A method for monitoring electromagnetic radiation of regional environment comprises monitoring radio frequency electromagnetic environment in a monitoring region by using an electromagnetic monitoring vehicle, obtaining a radio frequency electromagnetic environment distribution map through monitoring, and performing statistical analysis on monitoring results to obtain the current state results of radio frequency electromagnetic environment pollution in each urban area. And carrying out gridding monitoring on the monitoring area, wherein an electromagnetic monitoring vehicle carries out patrol monitoring on a pre-designed route, the grid interval is less than 1km multiplied by 1km, the monitoring time is from 9 am to 5 pm, and the monitoring is carried out under the condition of clear weather or no rain. After the measurement is finished on the day, a comprehensive field intensity distribution graph of a measured area on the day is calculated according to the monitoring result and the driving track, abnormal data in the comprehensive field intensity distribution graph are analyzed, an electromagnetic pollution source is analyzed in the area where the abnormal data is located, and the retest is carried out on the area with a part of measured values of the comprehensive field intensity by adopting a support method. The vehicle speed is controlled below 30km/h in order to obtain the most accurate average data within a certain distance. During testing, the monitoring antenna is positioned on the roof of the monitoring vehicle, and the distance between the antenna and the roof is 0.3-0.6 m.

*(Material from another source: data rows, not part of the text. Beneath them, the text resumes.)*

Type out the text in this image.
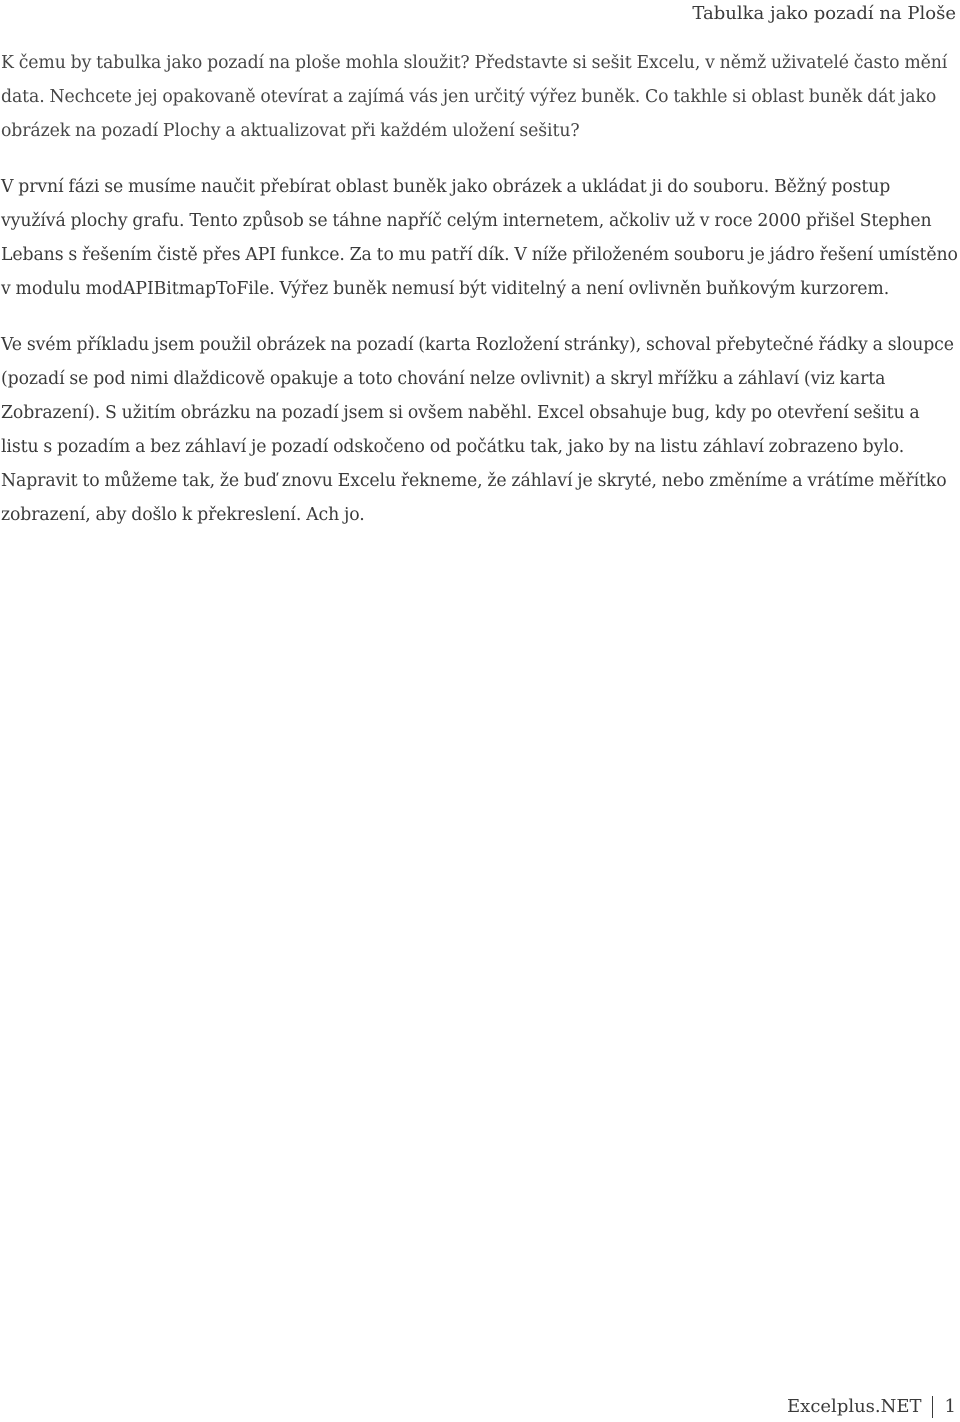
Tabulka jako pozadí na Ploše

K čemu by tabulka jako pozadí na ploše mohla sloužit? Představte si sešit Excelu, v němž uživatelé často mění data. Nechcete jej opakovaně otevírat a zajímá vás jen určitý výřez buněk. Co takhle si oblast buněk dát jako obrázek na pozadí Plochy a aktualizovat při každém uložení sešitu?

V první fázi se musíme naučit přebírat oblast buněk jako obrázek a ukládat ji do souboru. Běžný postup využívá plochy grafu. Tento způsob se táhne napříč celým internetem, ačkoliv už v roce 2000 přišel Stephen Lebans s řešením čistě přes API funkce. Za to mu patří dík. V níže přiloženém souboru je jádro řešení umístěno v modulu modAPIBitmapToFile. Výřez buněk nemusí být viditelný a není ovlivněn buňkovým kurzorem.

Ve svém příkladu jsem použil obrázek na pozadí (karta Rozložení stránky), schoval přebytečné řádky a sloupce (pozadí se pod nimi dlaždicově opakuje a toto chování nelze ovlivnit) a skryl mřížku a záhlaví (viz karta Zobrazení). S užitím obrázku na pozadí jsem si ovšem naběhl. Excel obsahuje bug, kdy po otevření sešitu a listu s pozadím a bez záhlaví je pozadí odskočeno od počátku tak, jako by na listu záhlaví zobrazeno bylo. Napravit to můžeme tak, že buď znovu Excelu řekneme, že záhlaví je skryté, nebo změníme a vrátíme měřítko zobrazení, aby došlo k překreslení. Ach jo.

Excelplus.NET 1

The electromagnetic monitoring vehicle is characterized in that an absorbing material covering layer is arranged on the vehicle roof.

According to the running track of the electromagnetic monitoring vehicle, the electromagnetic environment of the city district of Nantong city is monitored, and the monitoring range basically covers the city district, mainly a harbor gate district and a Chongchuan district. The monitoring route is basically monitored along each main road of a city, a driving route is added for an area with larger transverse or longitudinal span of the main road, and the area enters a cell or a branch for monitoring, so that the monitoring data can reflect the electromagnetic radiation level of the measured area to the maximum extent.

The result shows that the comprehensive electric field intensity of the south traffic city is not high as a whole, but the regional distribution has certain difference, and the south-north area has the characteristics of high north and low south, high center and low periphery. This is mainly related to the major urban area RF radiation pollution sources and base station construction.

The total comprehensive electric field intensity of the southeast city is 0.89 +/-0.44V/m (mean value +/-standard deviation, the same below), and is obviously lower than the exposure control limit (12V/m corresponding to 30 MHz-3000 MHz) of the national electromagnetic environment control limit (GB 8702-2014). The comprehensive field intensity values are mainly distributed in the range of 0.5-1.0V/m accounting for 44.5%, the range of 0.2-0.5V/m accounting for 25.2%, the range of 1.0-1.5V/m accounting for 19.2%, the range of 1.5-2.0V/m accounting for 5.8%, the range of 2.5-3.0V/m accounting for 2.2%, the range of more than 3.0V/m or less than 0.2V/m accounting for 0.6-1.8%.